Кофе был великолепен. Он выпил его лишь с капелькой молока и одной ложкой сахара, чтобы полностью раскрыть вкус. Он растягивал удовольствие, которое прогнало нетерпение, когда дверь распахнулась, и вошел Лаурентис. За пятьдесят, худой, в хорошо сшитом костюме приглушенного цвета, плюс, насколько мог судить Эрик, деловая стрижка и резкий одеколон. Нормальному носу показалось бы, что это дорогой дизайнерский аромат, Эрик же счел его лишь слишком громким, пронзительным и навязчивым.
— Добрый день, герр фон Кастелл. Примите мои соболезнования. — Лаурентис подал ему руку.
Эрик пренебрежительно на нее посмотрел. Если пожать ее, запах перейдет к нему. Нет, нельзя такого допустить.
Подождав секунду, Лаурентис сел за свой стол.
— Прошу, простите за задержку. Предыдущее чтение завещания выдалось тяжелым. — Он хитровато улыбнулся. — Жена и любовница набросились друг на друга.
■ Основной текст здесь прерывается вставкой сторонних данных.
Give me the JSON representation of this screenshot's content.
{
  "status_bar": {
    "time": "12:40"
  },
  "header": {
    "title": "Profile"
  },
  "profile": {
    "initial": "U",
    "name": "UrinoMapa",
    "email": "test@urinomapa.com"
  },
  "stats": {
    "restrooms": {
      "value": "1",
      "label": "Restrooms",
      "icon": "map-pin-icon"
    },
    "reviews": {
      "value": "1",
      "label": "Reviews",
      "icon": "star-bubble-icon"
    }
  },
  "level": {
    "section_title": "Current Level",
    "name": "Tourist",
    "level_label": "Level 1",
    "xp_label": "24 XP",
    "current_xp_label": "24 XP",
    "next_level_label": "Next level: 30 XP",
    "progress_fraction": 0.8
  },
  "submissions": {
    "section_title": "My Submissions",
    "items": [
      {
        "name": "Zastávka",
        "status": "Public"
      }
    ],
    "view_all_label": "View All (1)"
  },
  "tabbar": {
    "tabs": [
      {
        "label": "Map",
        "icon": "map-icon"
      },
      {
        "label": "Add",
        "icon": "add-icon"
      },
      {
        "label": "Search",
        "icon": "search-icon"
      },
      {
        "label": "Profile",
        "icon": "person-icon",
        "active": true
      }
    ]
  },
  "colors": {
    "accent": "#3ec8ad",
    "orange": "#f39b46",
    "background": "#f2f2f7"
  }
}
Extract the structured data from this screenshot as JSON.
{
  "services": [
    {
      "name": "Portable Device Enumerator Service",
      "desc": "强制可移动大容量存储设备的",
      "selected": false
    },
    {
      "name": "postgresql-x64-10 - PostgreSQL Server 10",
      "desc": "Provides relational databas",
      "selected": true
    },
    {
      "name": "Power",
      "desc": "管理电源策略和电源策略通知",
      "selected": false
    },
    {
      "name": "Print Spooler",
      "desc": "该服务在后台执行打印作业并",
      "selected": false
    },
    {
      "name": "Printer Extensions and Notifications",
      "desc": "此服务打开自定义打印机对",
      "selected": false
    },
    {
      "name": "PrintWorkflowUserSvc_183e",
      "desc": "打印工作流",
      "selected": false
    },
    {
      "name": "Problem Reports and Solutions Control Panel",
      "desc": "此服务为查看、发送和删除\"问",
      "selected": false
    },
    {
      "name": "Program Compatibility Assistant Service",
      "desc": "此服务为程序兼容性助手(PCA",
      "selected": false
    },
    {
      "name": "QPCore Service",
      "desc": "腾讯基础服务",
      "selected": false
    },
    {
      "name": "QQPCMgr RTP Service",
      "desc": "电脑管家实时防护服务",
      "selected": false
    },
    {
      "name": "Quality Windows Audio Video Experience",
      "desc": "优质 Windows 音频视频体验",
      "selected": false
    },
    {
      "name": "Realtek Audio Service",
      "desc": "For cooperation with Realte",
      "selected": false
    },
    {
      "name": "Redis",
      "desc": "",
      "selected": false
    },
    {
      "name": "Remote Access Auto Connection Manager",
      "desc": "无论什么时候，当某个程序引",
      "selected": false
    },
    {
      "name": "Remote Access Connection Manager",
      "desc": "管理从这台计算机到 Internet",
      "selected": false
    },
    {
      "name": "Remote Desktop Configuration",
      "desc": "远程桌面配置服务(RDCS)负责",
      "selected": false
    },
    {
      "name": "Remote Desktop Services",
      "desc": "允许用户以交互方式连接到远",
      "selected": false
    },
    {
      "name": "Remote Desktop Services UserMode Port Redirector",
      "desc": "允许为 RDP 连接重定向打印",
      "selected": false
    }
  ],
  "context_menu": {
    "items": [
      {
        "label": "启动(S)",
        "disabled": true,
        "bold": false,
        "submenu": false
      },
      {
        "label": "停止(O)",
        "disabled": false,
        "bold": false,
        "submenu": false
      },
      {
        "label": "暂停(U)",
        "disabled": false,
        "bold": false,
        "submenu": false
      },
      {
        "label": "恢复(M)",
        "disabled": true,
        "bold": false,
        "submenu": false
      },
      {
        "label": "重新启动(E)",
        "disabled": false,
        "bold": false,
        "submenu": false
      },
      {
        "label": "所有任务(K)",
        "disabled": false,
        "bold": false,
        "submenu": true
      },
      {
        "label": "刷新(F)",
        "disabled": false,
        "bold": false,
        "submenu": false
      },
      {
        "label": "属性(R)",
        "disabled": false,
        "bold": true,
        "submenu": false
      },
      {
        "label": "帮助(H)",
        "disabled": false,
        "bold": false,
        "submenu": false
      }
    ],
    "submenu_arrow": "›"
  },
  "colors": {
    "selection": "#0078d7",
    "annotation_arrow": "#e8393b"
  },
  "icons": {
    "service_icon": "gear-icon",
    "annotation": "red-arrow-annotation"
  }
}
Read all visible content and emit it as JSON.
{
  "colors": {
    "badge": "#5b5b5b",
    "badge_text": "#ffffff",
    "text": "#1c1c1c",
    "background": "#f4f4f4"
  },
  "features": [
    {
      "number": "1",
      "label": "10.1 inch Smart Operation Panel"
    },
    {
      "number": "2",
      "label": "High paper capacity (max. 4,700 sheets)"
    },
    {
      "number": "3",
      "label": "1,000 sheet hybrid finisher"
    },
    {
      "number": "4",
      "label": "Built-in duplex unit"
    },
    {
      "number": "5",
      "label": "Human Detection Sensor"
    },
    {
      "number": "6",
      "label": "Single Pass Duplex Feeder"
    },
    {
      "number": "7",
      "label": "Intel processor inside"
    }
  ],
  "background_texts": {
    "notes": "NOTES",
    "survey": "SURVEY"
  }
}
Следует ли говорить, что обманутая супруга ничего не знала о второй женщине в жизни моего клиента? — Нажав кнопку селектора, он попросил кофе и себе. — Начнем? Или подождем еще пару минут?
Его рука потянула ручку ящика стола и достала обитую темным войлоком папку.
— Чего, когда вам принесут кофе?
Лаурентис негромко рассмеялся — ненавязчиво и уважительно. При чтении завещания не пристало излишнее веселье.
— Нет, герр фон Кастелл. Прибытия вашей сестры. Рейс из Авиньона, по всей видимости, опоздал.
Брови Эрика поползли вверх.
— Моей кого?
— Вашей сестры, герр фон Кастелл.
С шорохом вошла секретарша и поставила перед Лаурентисом чашку кофе.
Эрик чихнул: ее «мишки-гамми» снова заползли ему в нос и терзали орган обоняния.
— Сестра, — негромко повторил он. — Из Авиньона.
Но и повторение не помогло ему справиться с сюрпризом.
— Из Авиньона, — с готовностью повторил Лаурентис. — Разве вы не знали… Мне очень жаль, герр фон Кастелл. Сдается, сегодня выдался день сюрпризов. — Тут он встал. — Ага, вижу, все в сборе.
Эрик резко обернулся. В распахнувшуюся дверь вошла женщина со светлыми волосами по плечи. Одета она была в черный брючный костюм спортивного покроя и туфли без каблуков, а в ее сумочку поместилась бы гора Эверест. Эрик предположил, что женщина не старше двадцати пяти лет.
— Bonjour, messieurs, — чуть задыхаясь, поздоровалась она и упала в соседнее с Эриком кресло. — Mon dieu, excusez-moi,je suisen retard, jesais. Malheureusement… Merde! — Она хлопнула себя по лбу. — Прошу прощения за опоздание, господа. Alors,je suis en Aliemagne, n’estce pas?[1] — Она откашлялась. — Простите за опоздание, но я попала в аварию. Треклятая арендованная машина. — Она говорила с сильным французским акцентом, а сейчас еще и закурила, от ее сигареты в нос Эрику ударил едкий дым, выдавший цветочную приторность. — Конечно, не французская. С моим старым «Пежо 1205» ничего подобного не случилось бы. Я бы его своими руками отремонтировала. — Выдув в потолок дым, она закинула ногу на ногу и дерзко оглядела мужчин. — Alors, allez-y, je vous ecoute[2].